Monday, September 3, 2012
KETIKA KEBENARAN ITU MENYAKITKAN
Malam minggu, di tengah acara resepsi pernikahan, kucoba menyalami dia, namun dengan “kasar” menolak salaman itu dan langsung mengatakan; gak usah...sekarang kita musuhan. Awalnya kukira itu hanya candaan, dan kucoba sekali lagi namun tanggapan yang sama harus kuterima. Akupun mencoba untuk pergi darinya dan lebur dalam kisah bersama yang lain. Saat mau pulang, aku pamitan dan juga dengannya, namun tanggapan yang sama tetap kuterima. Ada rasa malu karena dihadapan banyak orang diperlakukan demikian. Jujur bahwa yang selama ini kuanggap sebagai saudara-saudari ternyata pada gilirannya bersikap menolak demikian hanya karena sebuah catatan sebelumnya “Antara etika dan profesionalitas” (Gugatatan nurani atas kinerja medis) yang mungkin baginya membuat dia tersinggung dan menyakiti hatinya. Aku memahami itu, namun bukan maksud saya untuk melukai, namun lebih dari itu adalah demi sebuah nilai kebenaran itu sendiri.
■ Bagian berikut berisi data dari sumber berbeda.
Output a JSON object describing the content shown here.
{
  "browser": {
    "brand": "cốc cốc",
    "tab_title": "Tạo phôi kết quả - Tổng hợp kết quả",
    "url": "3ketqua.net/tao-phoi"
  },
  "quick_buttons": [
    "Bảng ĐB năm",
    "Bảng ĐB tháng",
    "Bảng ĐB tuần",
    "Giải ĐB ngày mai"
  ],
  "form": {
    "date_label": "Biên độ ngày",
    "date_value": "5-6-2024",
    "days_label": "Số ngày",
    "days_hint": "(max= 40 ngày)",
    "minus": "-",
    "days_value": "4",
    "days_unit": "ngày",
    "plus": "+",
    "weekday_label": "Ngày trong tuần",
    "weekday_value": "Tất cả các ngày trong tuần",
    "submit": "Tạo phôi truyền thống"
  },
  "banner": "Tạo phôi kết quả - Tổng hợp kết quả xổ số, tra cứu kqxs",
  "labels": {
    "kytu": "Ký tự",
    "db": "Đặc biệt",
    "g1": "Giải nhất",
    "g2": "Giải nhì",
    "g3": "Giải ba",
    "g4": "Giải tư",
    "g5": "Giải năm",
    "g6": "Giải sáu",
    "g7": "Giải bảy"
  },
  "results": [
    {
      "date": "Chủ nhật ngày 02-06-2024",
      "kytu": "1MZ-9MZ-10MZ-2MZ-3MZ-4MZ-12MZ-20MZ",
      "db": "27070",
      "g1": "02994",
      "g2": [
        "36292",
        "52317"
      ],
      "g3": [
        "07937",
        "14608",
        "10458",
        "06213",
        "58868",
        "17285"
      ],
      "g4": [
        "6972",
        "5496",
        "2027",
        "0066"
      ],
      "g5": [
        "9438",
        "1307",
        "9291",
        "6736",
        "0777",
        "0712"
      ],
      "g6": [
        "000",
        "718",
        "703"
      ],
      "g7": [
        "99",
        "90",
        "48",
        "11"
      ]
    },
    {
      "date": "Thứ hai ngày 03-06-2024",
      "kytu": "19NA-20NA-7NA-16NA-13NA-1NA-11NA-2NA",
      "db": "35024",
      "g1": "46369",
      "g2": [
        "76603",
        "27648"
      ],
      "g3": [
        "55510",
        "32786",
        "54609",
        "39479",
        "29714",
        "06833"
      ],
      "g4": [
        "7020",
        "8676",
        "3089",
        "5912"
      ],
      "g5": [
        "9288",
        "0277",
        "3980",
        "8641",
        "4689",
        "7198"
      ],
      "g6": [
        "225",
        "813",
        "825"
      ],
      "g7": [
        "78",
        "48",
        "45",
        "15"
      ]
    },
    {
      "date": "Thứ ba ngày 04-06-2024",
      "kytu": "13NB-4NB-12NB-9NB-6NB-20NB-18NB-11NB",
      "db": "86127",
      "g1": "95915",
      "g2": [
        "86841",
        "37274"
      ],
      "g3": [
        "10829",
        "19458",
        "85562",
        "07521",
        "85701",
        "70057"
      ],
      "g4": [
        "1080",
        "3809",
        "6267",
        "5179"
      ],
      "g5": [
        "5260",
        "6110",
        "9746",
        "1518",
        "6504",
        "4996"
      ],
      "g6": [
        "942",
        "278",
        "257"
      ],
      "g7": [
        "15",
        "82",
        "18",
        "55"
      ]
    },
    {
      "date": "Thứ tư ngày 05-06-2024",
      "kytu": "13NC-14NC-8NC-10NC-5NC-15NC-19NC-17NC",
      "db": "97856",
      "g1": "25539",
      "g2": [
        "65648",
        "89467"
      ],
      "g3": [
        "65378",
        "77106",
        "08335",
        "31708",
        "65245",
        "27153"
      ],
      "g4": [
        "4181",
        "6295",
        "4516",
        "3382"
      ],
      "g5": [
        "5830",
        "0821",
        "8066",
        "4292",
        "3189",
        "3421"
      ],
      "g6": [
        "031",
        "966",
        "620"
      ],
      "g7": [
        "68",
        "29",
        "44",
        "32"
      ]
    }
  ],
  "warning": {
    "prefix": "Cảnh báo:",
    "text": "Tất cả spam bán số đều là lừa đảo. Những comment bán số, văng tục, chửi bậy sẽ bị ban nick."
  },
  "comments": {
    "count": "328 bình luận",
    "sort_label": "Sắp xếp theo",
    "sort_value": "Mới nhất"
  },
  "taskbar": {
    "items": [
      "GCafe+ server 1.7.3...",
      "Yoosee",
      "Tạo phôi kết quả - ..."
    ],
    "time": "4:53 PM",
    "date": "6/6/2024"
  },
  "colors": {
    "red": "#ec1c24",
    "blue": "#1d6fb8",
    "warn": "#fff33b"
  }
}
Pengalaman yang sama juga; ketika sebuah catatan tentang “Tangisan Duka Gereja Tuaku” menyeruak di ruang Dunia Maya ini yang pada gilirannya melahirkan dendam pada yang merasa tersinggung oleh guratan usang dari sebuah hati yang menangis melihat mentalitas sosok berjubah merayakan pesta ultah karya misi tarekatnya di hotel berbintang. Kusapa, namun jawaban yang kudapatkan adalah diam tanpa bersuara. Tak ada dendam, tak ada benci. Bagiku ini adalah resiko dan konsekwensi atas sebuah kebenaran.
Pengalaman yang hampir mirip, juga dialami oleh seorang ibu yang mengijinkan saya untuk menuliskan kisahnya dalam renungan ini. Met malam Romo,saya ingin berbagi kisah untuk semua sahabat,semoga Romo Lie berkenan memberikan permenungan dari kisah yang saya alami dan sedang saya alami saat ini. Saudara ipar yang beberaap tahun lalu bekerja dengan suami saya. Dalam sebuah usaha harus ada yang namanya pembukuan yang harus dilakukan,namun tidak disangka beliau tidak menyukai hal itu dan beliaupun mengundurkan diri yang pada kakak ipar saya ternyata manyimpan dendam dan benci yg mendalam terhadap kami terutama kepada saya, bahkan anak-anak kami ikut menjadi korban. Setelah merayakan Paskah kami berkumpul di makam mertua saya,disitu beliau memaki-maki saya dengan kata-kata yang tidak layak diucapkan bahkan beliau ingin memukul dan menendang saya,tapi di situ saya hanya bisa berkata; ampunilah dia ya Tuhan. Peristiwa itu terulang lagi Minggu yg lalu,ketika tak sengaja saya bertemu beliau di rumah kaka ipar saya yang lain. Dia mencaci maki saya lagi dan bahkan saya dilempar dengan kunci motornya,kembali lagi saya hanya mampu berucap; ampunilah dia ya Tuhan, yang saya ingin sampaikan betapa sedihnya dan pilunya tidak tau apa penyebabnya sehingga semua ini harus terjadi, namun saya berharap semoga saya tetap memiliki hati yang memaafkan, dan sampai saya mengingat keluarga kandung saya mereka semua adalah Muslim tapi mereka tidak pernah membabi buta ketika kondisi tidak suka,tapi beliau ini adalah orang Katolik namun mengapa hatinya sungguh keras seperti batu?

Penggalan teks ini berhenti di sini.